Former U.S. Diplomats Lobby to Stop South Sudan War Crimes

Former U.S. Diplomats Lobby to Stop South Sudan War Crimes Court
The move sparked anger among experts, who see the court as critical to peace.

 Personnel in the South Sudan People’s Defence Forces, formerly named the Sudan People’s Liberation Army, take part in a drill at their barracks south of Juba, South Sudan, on April 26. (Alex McBride/AFP/Getty Images)

(foreignpolicy)—Former senior U.S. diplomats are now lobbying on behalf of South Sudan to block the creation of a war crimes court, even though the government in Juba agreed to the tribunal as part of a U.S.-backed peace deal, according to public lobbying disclosure filings.

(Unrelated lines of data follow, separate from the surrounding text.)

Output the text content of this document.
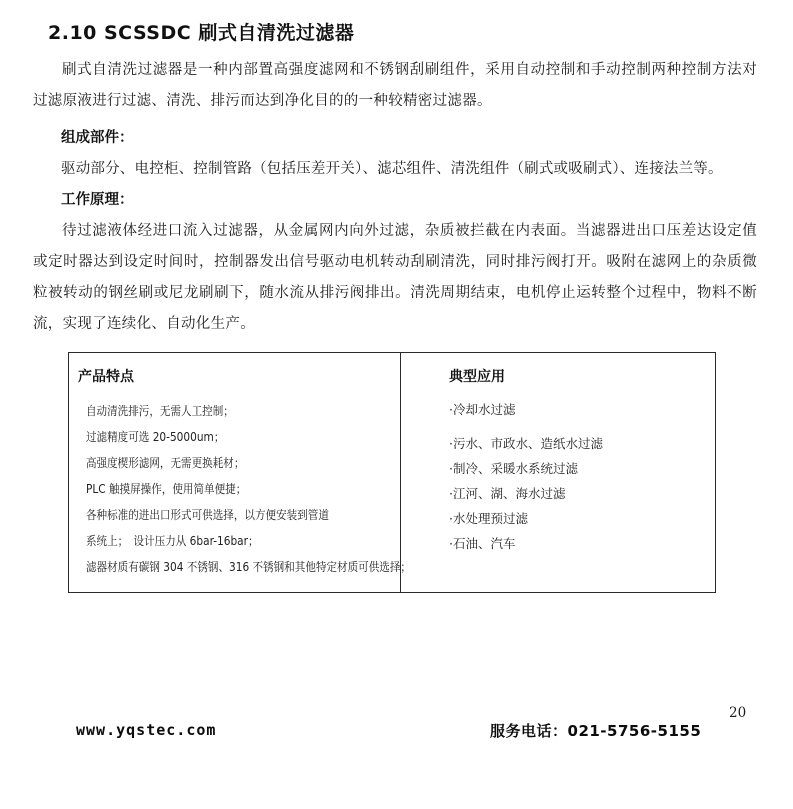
2.10 SCSSDC 刷式自清洗过滤器

刷式自清洗过滤器是一种内部置高强度滤网和不锈钢刮刷组件，采用自动控制和手动控制两种控制方法对过滤原液进行过滤、清洗、排污而达到净化目的的一种较精密过滤器。

组成部件：

驱动部分、电控柜、控制管路（包括压差开关）、滤芯组件、清洗组件（刷式或吸刷式）、连接法兰等。

工作原理：

待过滤液体经进口流入过滤器，从金属网内向外过滤，杂质被拦截在内表面。当滤器进出口压差达设定值或定时器达到设定时间时，控制器发出信号驱动电机转动刮刷清洗，同时排污阀打开。吸附在滤网上的杂质微粒被转动的钢丝刷或尼龙刷刷下，随水流从排污阀排出。清洗周期结束，电机停止运转整个过程中，物料不断流，实现了连续化、自动化生产。

产品特点
自动清洗排污，无需人工控制；
过滤精度可选 20-5000um；
高强度楔形滤网，无需更换耗材；
PLC 触摸屏操作，使用简单便捷；
各种标准的进出口形式可供选择，以方便安装到管道
系统上；　设计压力从 6bar-16bar；
滤器材质有碳钢 304 不锈钢、316 不锈钢和其他特定材质可供选择；
典型应用
·冷却水过滤
·污水、市政水、造纸水过滤
·制冷、采暖水系统过滤
·江河、湖、海水过滤
·水处理预过滤
·石油、汽车
20
www.yqstec.com	服务电话：021-5756-5155
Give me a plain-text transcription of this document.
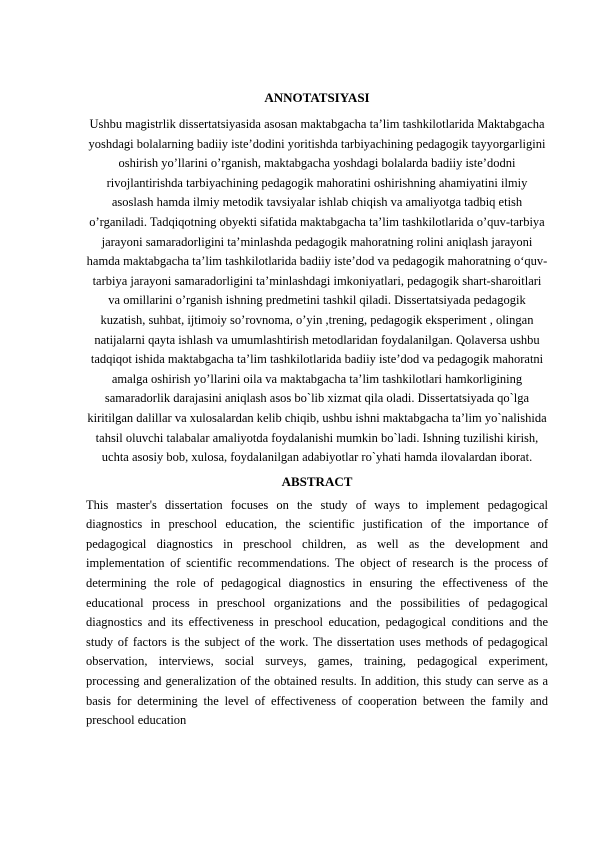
ANNOTATSIYASI

Ushbu magistrlik dissertatsiyasida asosan maktabgacha ta’lim tashkilotlarida Maktabgacha yoshdagi bolalarning badiiy iste’dodini yoritishda tarbiyachining pedagogik tayyorgarligini oshirish yo’llarini o’rganish, maktabgacha yoshdagi bolalarda badiiy iste’dodni rivojlantirishda tarbiyachining pedagogik mahoratini oshirishning ahamiyatini ilmiy asoslash hamda ilmiy metodik tavsiyalar ishlab chiqish va amaliyotga tadbiq etish o’rganiladi. Tadqiqotning obyekti sifatida maktabgacha ta’lim tashkilotlarida o’quv-tarbiya jarayoni samaradorligini ta’minlashda pedagogik mahoratning rolini aniqlash jarayoni hamda maktabgacha ta’lim tashkilotlarida badiiy iste’dod va pedagogik mahoratning o‘quv-tarbiya jarayoni samaradorligini ta’minlashdagi imkoniyatlari, pedagogik shart-sharoitlari va omillarini o’rganish ishning predmetini tashkil qiladi. Dissertatsiyada pedagogik kuzatish, suhbat, ijtimoiy so’rovnoma, o’yin ,trening, pedagogik eksperiment , olingan natijalarni qayta ishlash va umumlashtirish metodlaridan foydalanilgan. Qolaversa ushbu tadqiqot ishida maktabgacha ta’lim tashkilotlarida badiiy iste’dod va pedagogik mahoratni amalga oshirish yo’llarini oila va maktabgacha ta’lim tashkilotlari hamkorligining samaradorlik darajasini aniqlash asos bo`lib xizmat qila oladi. Dissertatsiyada qo`lga kiritilgan dalillar va xulosalardan kelib chiqib, ushbu ishni maktabgacha ta’lim yo`nalishida tahsil oluvchi talabalar amaliyotda foydalanishi mumkin bo`ladi. Ishning tuzilishi kirish, uchta asosiy bob, xulosa, foydalanilgan adabiyotlar ro`yhati hamda ilovalardan iborat.

ABSTRACT

This master's dissertation focuses on the study of ways to implement pedagogical diagnostics in preschool education, the scientific justification of the importance of pedagogical diagnostics in preschool children, as well as the development and implementation of scientific recommendations. The object of research is the process of determining the role of pedagogical diagnostics in ensuring the effectiveness of the educational process in preschool organizations and the possibilities of pedagogical diagnostics and its effectiveness in preschool education, pedagogical conditions and the study of factors is the subject of the work. The dissertation uses methods of pedagogical observation, interviews, social surveys, games, training, pedagogical experiment, processing and generalization of the obtained results. In addition, this study can serve as a basis for determining the level of effectiveness of cooperation between the family and preschool education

The South Sudanese government hired Gainful Solutions Inc., a California-based lobbying group, for a two-year contract worth $3.7 million to boost ties between South Sudan and Trump administration. As one part of the overall contract between the South Sudanese government and the lobbying group, Gainful Solutions will push to “Delay and ultimately block establishment of the hybrid court envisaged” under a 2018 peace deal between the government, led by President Salva Kiir, and his longtime rival, opposition figure Riek Machar.

The U.S. government, which backs the peace agreement, provided $4.8 million in 2016 through the African Union to set up the court, a State Department spokesman confirmed to Foreign Policy in email. “The project is ongoing,” the spokesman said.

The lobbying contract provides an unusually candid glimpse into the South Sudanese government’s aims to undercut a peace deal it has committed to. Some current and former U.S. officials are outraged at the former diplomats involved in the contract for accepting millions of dollars from Kiir, whose government is accused of widespread human rights violations during the country’s five-year-long civil war.

Gainful Solutions is run by Michael Ranneberger, a former career U.S. diplomat who served as ambassador to Kenya from 2006 to 2011, and the lobbyist Soheil Nazari-Kangarlou. Constance Berry Newman, a former senior State Department and U.S. Agency for International Development official under the George W. Bush administration, is also named a consultant on the project for a $5,000 fee, according to public disclosure filings from the Department of Justice.

The filings, dated April 18, indicate that the South Sudanese government is dismissing its pledges to address war crimes and hold perpetrators accountable, according to current and former officials who spoke to Foreign Policy. While some foreign governments, such as Sudan, hire lobbyists to try and wind down existing U.S. sanctions, the South Sudanese government in its filing is asking Gainful Solutions to reverse current sanctions and also “further block potential sanctions.”

Newman “does not the support dismantling of the hybrid courts and would never take part in any effort to dismantle them,” according to a statement issued by Newman and the Atlantic Council, a Washington-based think tank where she is a senior fellow, after Foreign Policy‘s story was published. The statement said Newman’s role in the project is “strictly limited in scope,” stressing she is not an officer of Gainful Solutions and pointing to her disclosure filing.

“It is almost unheard of—they’re charged with helping to undermine a peace agreement the government is a signatory to, and in which the U.S. is in some ways a guarantor of,” said Cameron Hudson, a former U.S. diplomat and National Security Council staffer who worked on South Sudan issues.

“These two were well aware of the atrocities that have occurred in [South Sudan],” said one expert on the region in the U.S. government, referring to Newman and Ranneberger. “How do you take a job where your task is to make sure people responsible for war crimes aren’t held accountable?”

The new lobbying contract comes weeks before the next major deadline in a shaky 2018 peace deal, when Machar is set to return to South Sudan and become deputy head of a unity government with Kiir. The opposition is pushing for a six-month delay to the deadline until more security conditions are met to guarantee Machar’s safety, which the South Sudanese government has rejected. Experts fear the delay could derail the peace deal, plunging the country back into conflict and exacerbating the humanitarian crisis.